Gloria covered her eyes. Charles pressed the return key.
Nina pulled the screen toward her and zoomed in. Somewhere in Central Park, a squirrel was born, tiny and terrified. Nina swallowed a hot flare of triumph. A squirrel — she’d been right. And it was working.
“Nina,” whispered Gloria. “What’s wrong with that squirrel?”
There was a popping sound and the squirrel vanished, replaced by a llama. Another pop: an orchid. Pop: a giant squid.
“Zoom out!” said Charles. “Is that happening to all of them?” He began typing furiously.
Nina’s heart was pounding. All over the world, souls were reborn again and again and again. Souls she’d stolen.
“Oh no.” Charles ran his hands through his hair. “It’s looping.”
“What does that mean?”
“Ah — somehow a line of code got deleted, and we lost the specification that they had to die before getting reborn.
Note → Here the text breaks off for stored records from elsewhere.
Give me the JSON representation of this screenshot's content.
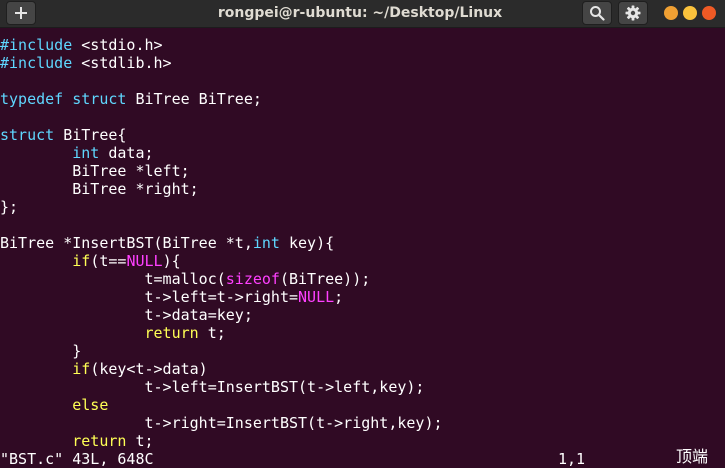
{
  "window": {
    "title": "rongpei@r-ubuntu: ~/Desktop/Linux"
  },
  "header_buttons": {
    "new_tab_icon": "plus-icon",
    "search_icon": "search-icon",
    "menu_icon": "gear-icon"
  },
  "colors": {
    "background": "#300a24",
    "foreground": "#ffffff",
    "preprocessor": "#5fd7ff",
    "type": "#5fd7ff",
    "statement": "#ffff55",
    "constant": "#ff40ff",
    "close": "#ef5a25",
    "minimize": "#f0a033",
    "maximize": "#fac23c"
  },
  "code_lines": [
    [
      [
        "pre",
        "#include"
      ],
      [
        "txt",
        " <stdio.h>"
      ]
    ],
    [
      [
        "pre",
        "#include"
      ],
      [
        "txt",
        " <stdlib.h>"
      ]
    ],
    [],
    [
      [
        "typ",
        "typedef"
      ],
      [
        "txt",
        " "
      ],
      [
        "typ",
        "struct"
      ],
      [
        "txt",
        " BiTree BiTree;"
      ]
    ],
    [],
    [
      [
        "typ",
        "struct"
      ],
      [
        "txt",
        " BiTree{"
      ]
    ],
    [
      [
        "txt",
        "        "
      ],
      [
        "typ",
        "int"
      ],
      [
        "txt",
        " data;"
      ]
    ],
    [
      [
        "txt",
        "        BiTree *left;"
      ]
    ],
    [
      [
        "txt",
        "        BiTree *right;"
      ]
    ],
    [
      [
        "txt",
        "};"
      ]
    ],
    [],
    [
      [
        "txt",
        "BiTree *InsertBST(BiTree *t,"
      ],
      [
        "typ",
        "int"
      ],
      [
        "txt",
        " key){"
      ]
    ],
    [
      [
        "txt",
        "        "
      ],
      [
        "stm",
        "if"
      ],
      [
        "txt",
        "(t=="
      ],
      [
        "con",
        "NULL"
      ],
      [
        "txt",
        "){"
      ]
    ],
    [
      [
        "txt",
        "                t=malloc("
      ],
      [
        "con",
        "sizeof"
      ],
      [
        "txt",
        "(BiTree));"
      ]
    ],
    [
      [
        "txt",
        "                t->left=t->right="
      ],
      [
        "con",
        "NULL"
      ],
      [
        "txt",
        ";"
      ]
    ],
    [
      [
        "txt",
        "                t->data=key;"
      ]
    ],
    [
      [
        "txt",
        "                "
      ],
      [
        "stm",
        "return"
      ],
      [
        "txt",
        " t;"
      ]
    ],
    [
      [
        "txt",
        "        }"
      ]
    ],
    [
      [
        "txt",
        "        "
      ],
      [
        "stm",
        "if"
      ],
      [
        "txt",
        "(key<t->data)"
      ]
    ],
    [
      [
        "txt",
        "                t->left=InsertBST(t->left,key);"
      ]
    ],
    [
      [
        "txt",
        "        "
      ],
      [
        "stm",
        "else"
      ]
    ],
    [
      [
        "txt",
        "                t->right=InsertBST(t->right,key);"
      ]
    ],
    [
      [
        "txt",
        "        "
      ],
      [
        "stm",
        "return"
      ],
      [
        "txt",
        " t;"
      ]
    ]
  ],
  "status_bar": {
    "file_info": "\"BST.c\" 43L, 648C",
    "cursor_position": "1,1",
    "scroll_position": "顶端"
  }
}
So they’re stuck in an infinite loop.”
“Turn it off.”
“Maybe I can fix it live before anyone notices,” said Charles. “People forget weird things really easily.” He continued typing.
Tourists visited Jared Edgecombe’s looping soul in Central Park. A new religion was founded. A scientist won a Nobel prize for his theory on what was causing the phenomena (incorrect). The looping souls, unable to move, were born and born and born.
Zap.
Gloria pulled the power cable.
Charles stood up. His black wings opened with a snap, the tips of them right against the walls. “You could have seriously damaged the program!”
“You could have seriously damaged the world!” said Gloria.
The fight continued, but it turned to noise in Nina’s ears. She stared at the blacked-out screen. She thought of Jared, alone in his office that night, thinking about his life.
All you could do was keep going. Always just one version away from getting it right.